There are schools where phones are taken away at the start of the day and returned at the end. There are schools where this doesn’t happen, and students arrive with no writing implements and spend the day engaged in the brain rot of incessant and inane chatter. The banality of this is one thing. The active need to be nasty is another.
is there a real increase in sheer nastiness? Enabled by anonymity and speeded up by 5G?

there have always been bullies. The reason for bullying behaviour are complex. But what sort of a feeling does it give a kid to know that they’ve made someone else feel terrible? Are they so divorced from humanity that the concept of ‘the other’ is so entrenched? Isn’t this what we’re trying to fight right at the heart of educational praxis? So is education at fault and is there something we can do to reconcile each other to each other? Even very young children have an incredibly powerful sense of justice and what’s not ‘fair’?

so here’s a bit about Paolo Freire and his pedagogy of the oppressed.power the principle of ‘it’s unfair’ to extend to our neighbour, not just ourselves. Maybe we as teachers empower our students to see how where and why they are being influenced by the texts all around us – through the examining the design of things, buildings, road systems, adverts… to increase media studies and thereby critical literacy.

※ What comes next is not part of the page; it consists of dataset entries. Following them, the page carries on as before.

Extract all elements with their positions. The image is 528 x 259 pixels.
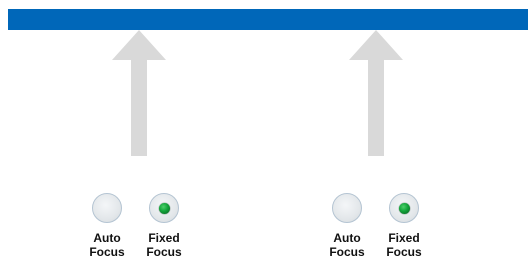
fixed-focus-label-line2: Focus (386, 245, 422, 259)
auto-focus-label-line1: Auto (333, 231, 361, 245)
fixed-focus-label: Fixed Focus (139, 231, 189, 259)
fixed-focus-indicator (389, 193, 419, 223)
up-arrow-icon (349, 30, 403, 156)
green-led-icon (158, 202, 170, 214)
fixed-focus-label-line1: Fixed (148, 231, 180, 245)
fixed-focus-label-line2: Focus (146, 245, 182, 259)
top-bar (8, 9, 528, 30)
up-arrow-icon (112, 30, 166, 156)
auto-focus-label: Auto Focus (322, 231, 372, 259)
up-arrow-shape (349, 30, 403, 156)
auto-focus-label-line1: Auto (93, 231, 121, 245)
fixed-focus-label-line1: Fixed (388, 231, 420, 245)
auto-focus-label-line2: Focus (89, 245, 125, 259)
auto-focus-indicator (92, 193, 122, 223)
auto-focus-label-line2: Focus (329, 245, 365, 259)
green-led-icon (398, 202, 410, 214)
fixed-focus-label: Fixed Focus (379, 231, 429, 259)
auto-focus-indicator (332, 193, 362, 223)
fixed-focus-indicator (149, 193, 179, 223)
up-arrow-shape (112, 30, 166, 156)
auto-focus-label: Auto Focus (82, 231, 132, 259)
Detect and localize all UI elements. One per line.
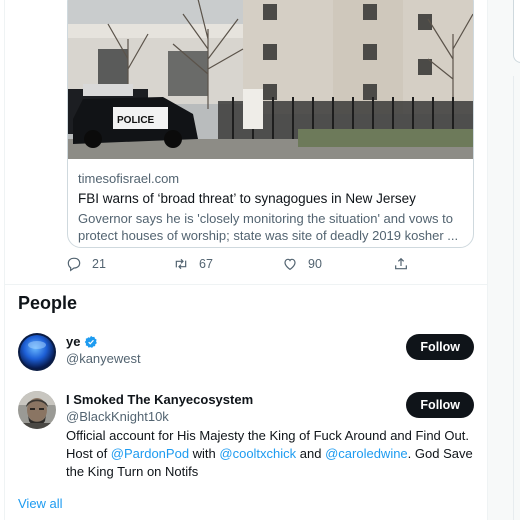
retweet-icon: [175, 258, 187, 270]
section-divider: [4, 284, 487, 285]
person-name[interactable]: I Smoked The Kanyecosystem: [66, 391, 253, 408]
verified-badge-icon: [85, 335, 98, 348]
person-name-row: I Smoked The Kanyecosystem: [66, 391, 402, 408]
reply-icon: [67, 257, 81, 272]
police-car-lettering: POLICE: [117, 115, 155, 126]
view-all-link[interactable]: View all: [18, 496, 63, 511]
like-count: 90: [308, 257, 322, 271]
person-name-row: ye: [66, 333, 402, 350]
retweet-button[interactable]: 67: [173, 256, 213, 272]
reply-button[interactable]: 21: [66, 256, 106, 272]
avatar[interactable]: [18, 391, 56, 429]
mention-link[interactable]: @caroledwine: [325, 446, 408, 461]
mention-link[interactable]: @PardonPod: [111, 446, 189, 461]
article-domain: timesofisrael.com: [78, 171, 180, 186]
person-name[interactable]: ye: [66, 333, 80, 350]
person-row[interactable]: I Smoked The Kanyecosystem @BlackKnight1…: [18, 391, 474, 481]
follow-button[interactable]: Follow: [406, 334, 474, 360]
person-handle[interactable]: @BlackKnight10k: [66, 408, 402, 425]
link-preview-text: timesofisrael.com FBI warns of ‘broad th…: [78, 171, 463, 244]
article-image: POLICE: [68, 0, 473, 159]
people-section-title: People: [18, 293, 78, 313]
person-row[interactable]: ye @kanyewest Follow: [18, 333, 474, 373]
avatar[interactable]: [18, 333, 56, 371]
bio-text: and: [296, 446, 326, 461]
follow-button[interactable]: Follow: [406, 392, 474, 418]
link-preview-card[interactable]: POLICE timesofisrael.com FBI warns of ‘b…: [67, 0, 474, 248]
person-handle[interactable]: @kanyewest: [66, 350, 402, 367]
retweet-count: 67: [199, 257, 213, 271]
article-description: Governor says he is 'closely monitoring …: [78, 211, 459, 243]
article-headline: FBI warns of ‘broad threat’ to synagogue…: [78, 191, 416, 206]
reply-count: 21: [92, 257, 106, 271]
tweet-action-bar: 21 67 90: [66, 256, 410, 276]
share-button[interactable]: [393, 256, 419, 272]
left-column-border: [4, 0, 5, 520]
person-info: I Smoked The Kanyecosystem @BlackKnight1…: [66, 391, 402, 425]
heart-icon: [284, 258, 296, 271]
mention-link[interactable]: @cooltxchick: [219, 446, 296, 461]
sidebar-panel-edge: [513, 76, 520, 520]
bio-text: with: [189, 446, 220, 461]
sidebar-card-edge: [513, 0, 520, 63]
person-bio: Official account for His Majesty the Kin…: [66, 427, 476, 481]
share-icon: [395, 257, 407, 270]
person-info: ye @kanyewest: [66, 333, 402, 367]
like-button[interactable]: 90: [282, 256, 322, 272]
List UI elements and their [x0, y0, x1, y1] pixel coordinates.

Maybe we need to be empowered to encounter ourselves and decide what’s permissible – and kind. After all, isn’t cooperation the reason why the human species survived and became dominant? And while all the other species around us are raising an eyebrow at our lack of understanding of sentience, can’t we convince the most hardened sceptics among us that at the most basic level of interaction we really need to reach out and take a hand rather than bite it?


Maybe the Australia experiment will help – and the world is waiting and watching. Maybe we can use this opportunity to get the age old message out there again : love your neighbour. It’s worth it.